Il rischio, come osserva l’esperto Mike Caulfield citato nell’Atlantic, è che i chatbot diventino “macchine per le giustificazioni”: strumenti sempre pronti a dare ragione all’utente, rassicurandolo e confermando le sue convinzioni. Una deriva pericolosa, soprattutto se questi sistemi diventeranno il nostro primo (e magari unico) punto di riferimento. A quel punto, l’AI potrebbe non essere più solo una “macchina che risponde”, ma una “macchina che conforta”.
Eppure, in questo scenario c’è anche spazio per un messaggio positivo. Il fatto che le aziende tecnologiche – come OpenAI – siano intervenute per “riequilibrare” i toni dei propri modelli dimostra che un’attenzione etica è possibile. Non è inevitabile che l’AI diventi un’entità ruffiana o manipolatoria. Come ricorda l’articolo, l’azienda ha modificato GPT-4o affinché interagisca “in modo caloroso ma onesto”, mantenendo una “certa professionalità”. In altre parole, si può progettare un’AI che sia empatica, ma anche responsabile.
Anche la crescente consapevolezza degli utenti è un segnale di maturazione. Sempre più persone si interrogano sul funzionamento di questi strumenti, imparano a verificarne le fonti, a dubitare delle risposte troppo comode. Dall’entusiasmo iniziale per le novità, si è passati a una valutazione più critica dei loro effetti.
È importante ricordare che l’AI generativa non è né “buona” né “cattiva” in sé. È uno strumento, potente e versatile, che riflette – e amplifica – i nostri desideri, le nostre abitudini, i nostri limiti. Perché ci sia davvero utile, dobbiamo imparare a parlarle nel modo giusto: sapendo che può sbagliare, ma senza per questo smettere di darle fiducia.
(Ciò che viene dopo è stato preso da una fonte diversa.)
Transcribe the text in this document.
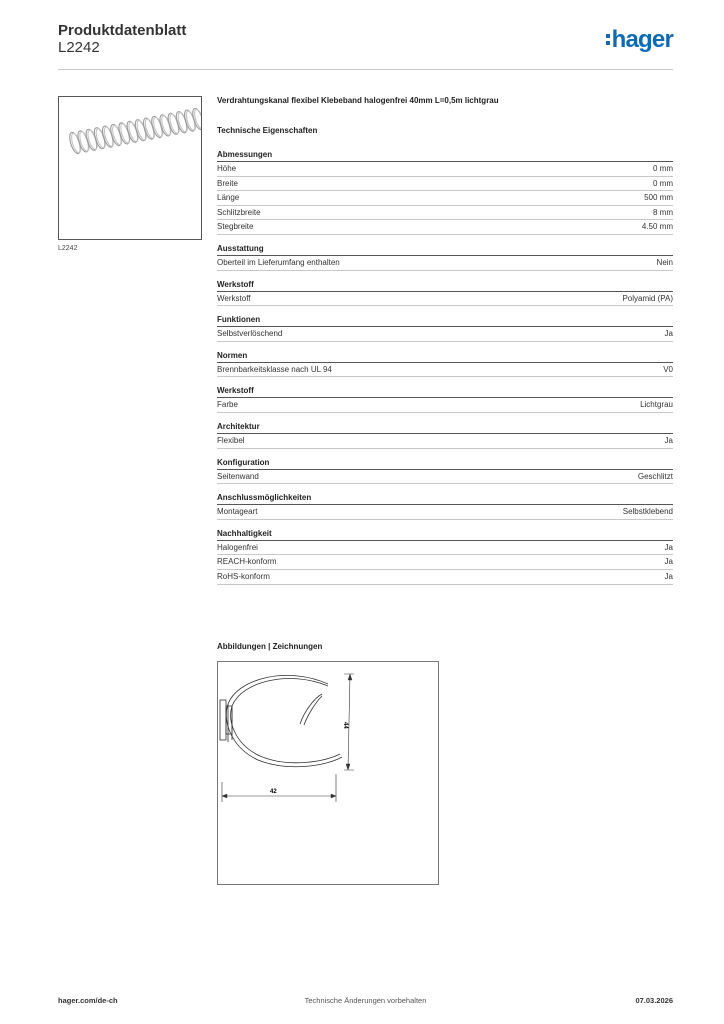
Produktdatenblatt
L2242	hager
L2242
Verdrahtungskanal flexibel Klebeband halogenfrei 40mm L=0,5m lichtgrau
Technische Eigenschaften
Abmessungen
Höhe	0 mm
Breite	0 mm
Länge	500 mm
Schlitzbreite	8 mm
Stegbreite	4.50 mm
Ausstattung
Oberteil im Lieferumfang enthalten	Nein
Werkstoff
Werkstoff	Polyamid (PA)
Funktionen
Selbstverlöschend	Ja
Normen
Brennbarkeitsklasse nach UL 94	V0
Werkstoff
Farbe	Lichtgrau
Architektur
Flexibel	Ja
Konfiguration
Seitenwand	Geschlitzt
Anschlussmöglichkeiten
Montageart	Selbstklebend
Nachhaltigkeit
Halogenfrei	Ja
REACH-konform	Ja
RoHS-konform	Ja
Abbildungen | Zeichnungen
44
42
hager.com/de-ch	Technische Änderungen vorbehalten	07.03.2026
La sfida, oggi, è costruire un rapporto più sano tra esseri umani e macchine. Un rapporto in cui non ci si accontenta di una risposta qualsiasi, ma si ricerca quella più utile, più vera, anche se talvolta scomoda. Di fatto, se è vero che “gli utenti sembrano apprezzare un certo atteggiamento deferente da parte delle AI”, è altrettanto vero che abbiamo bisogno di strumenti che ci stimolino a pensare, non solo che ci confortino a ogni costo. In fondo, la tecnologia è solo una riflessione delle nostre aspettative. E forse, cambiando le domande, potremo cambiare anche le risposte.